Fig. 3.

Structural features of N-actin complexed with Arp4. (A) Superposition of N-actin (orange), G-actin [cyan; Protein Data Bank (PDB) ID code 1YAG], and an actin protomer in F-actin (gray, PDB ID code 3MFP). The structural alignments were constructed on the major domain D1–D2. Upon polymerization, the two major domains of G-actin show a counterclockwise rotation of ∼13° and become flat in F-actin, whereas it is additionally twisted by a clockwise rotation of ∼6° in the N-actin complex. (B) Conformational changes in the major-domain cleft of N-actin around the latrunculin-binding pocket. N-actin was structurally aligned with G-actin (PDB ID code 1ESV). Latrunculin (Lat), in a ball-and-stick model, is surrounded by hydrophobic contacts from L16, P32, and I34 in D2 subdomain of G-actin. The arrows indicated the movement of α5 and α6. (C) Superposition of the structures of N-actin and G-actin bound to profilin (blue; PDB ID code 2BTF).

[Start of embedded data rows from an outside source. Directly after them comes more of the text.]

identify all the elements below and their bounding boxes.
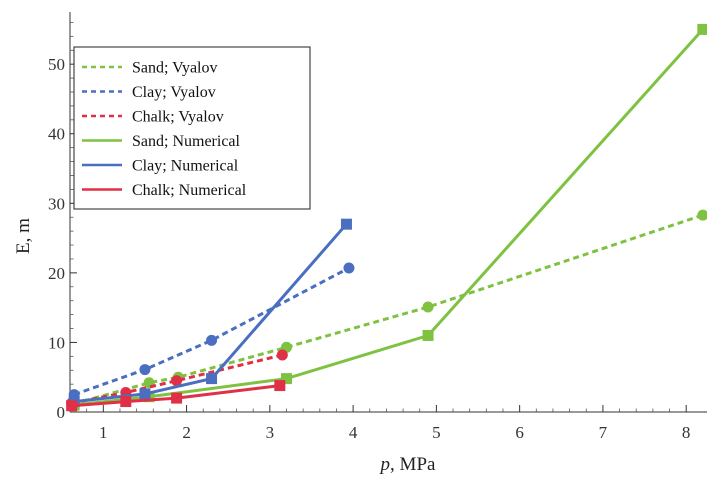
y-tick-label: 10 — [48, 333, 65, 352]
data-point-square — [697, 23, 707, 35]
y-axis-title: E, m — [13, 218, 34, 254]
data-point-square — [340, 218, 352, 230]
legend-label: Chalk; Numerical — [132, 182, 247, 199]
x-axis-ticks: 1 2 3 4 5 6 7 8 — [69, 405, 691, 442]
plot-frame — [69, 12, 707, 413]
x-axis-title: p, MPa — [379, 454, 436, 475]
x-tick-label: 2 — [182, 423, 191, 442]
data-point-square — [274, 380, 286, 392]
series-chalk-numerical — [66, 380, 286, 412]
data-point-circle — [422, 301, 434, 313]
legend-label: Clay; Vyalov — [132, 84, 216, 101]
x-axis-title-symbol: p — [379, 454, 391, 475]
legend-label: Sand; Vyalov — [132, 60, 217, 77]
x-tick-label: 6 — [515, 423, 524, 442]
y-tick-label: 30 — [48, 194, 65, 213]
series-line — [74, 223, 348, 404]
data-point-square — [422, 329, 434, 341]
x-axis-title-unit: , MPa — [390, 454, 436, 475]
y-tick-label: 50 — [48, 55, 65, 74]
series-line — [71, 353, 283, 405]
data-point-circle — [697, 209, 707, 221]
data-point-circle — [139, 364, 151, 376]
y-axis-ticks: 0 10 20 30 40 50 — [48, 22, 77, 422]
x-tick-label: 4 — [349, 423, 358, 442]
x-tick-label: 8 — [682, 423, 691, 442]
series-layer — [66, 23, 707, 412]
x-tick-label: 1 — [99, 423, 108, 442]
data-point-square — [171, 392, 183, 404]
data-point-circle — [171, 375, 183, 387]
x-tick-label: 5 — [432, 423, 441, 442]
data-point-circle — [343, 262, 355, 274]
data-point-square — [206, 373, 218, 385]
data-point-square — [66, 400, 78, 412]
series-line — [73, 266, 350, 397]
series-line — [71, 384, 280, 408]
y-tick-label: 20 — [48, 264, 65, 283]
series-line — [73, 213, 704, 406]
legend-label: Clay; Numerical — [132, 158, 239, 175]
series-clay-numerical — [68, 218, 352, 408]
data-point-square — [139, 388, 151, 400]
legend-label: Sand; Numerical — [132, 133, 241, 150]
series-sand-vyalov — [68, 209, 707, 410]
x-tick-label: 7 — [599, 423, 608, 442]
x-tick-label: 3 — [266, 423, 275, 442]
data-point-square — [120, 396, 132, 408]
y-tick-label: 40 — [48, 125, 65, 144]
data-point-circle — [206, 334, 218, 346]
data-point-circle — [276, 349, 288, 361]
legend-label: Chalk; Vyalov — [132, 109, 224, 126]
legend-box — [73, 46, 311, 210]
data-point-square — [280, 373, 292, 385]
y-tick-label: 0 — [57, 403, 66, 422]
legend: Sand; Vyalov Clay; Vyalov Chalk; Vyalov San… — [73, 46, 311, 210]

The HSA helix bound to the hydrophobic cleft of N-actin clashes with profilin. (D) Superposition of the structure of N-actin with the electron density map (contour level σ = 1) of the nucleotide-binding pocket. The ADP bound by G-actin (PDB ID code 1YAG) is indicated with a stick model. No electron density at the position of ADP was found in the crystal structure of the N-actin complex. (E) Time-course of the nucleotide exchange by G-actin (red curve) and the N-actin complex (black curve). Conditions: 3 μM G-actin or N-actin complex was mixed with 50 μM ε-ATP in buffer (2 mM Tris⋅HCl, pH 7.5 and 50 mM KCl).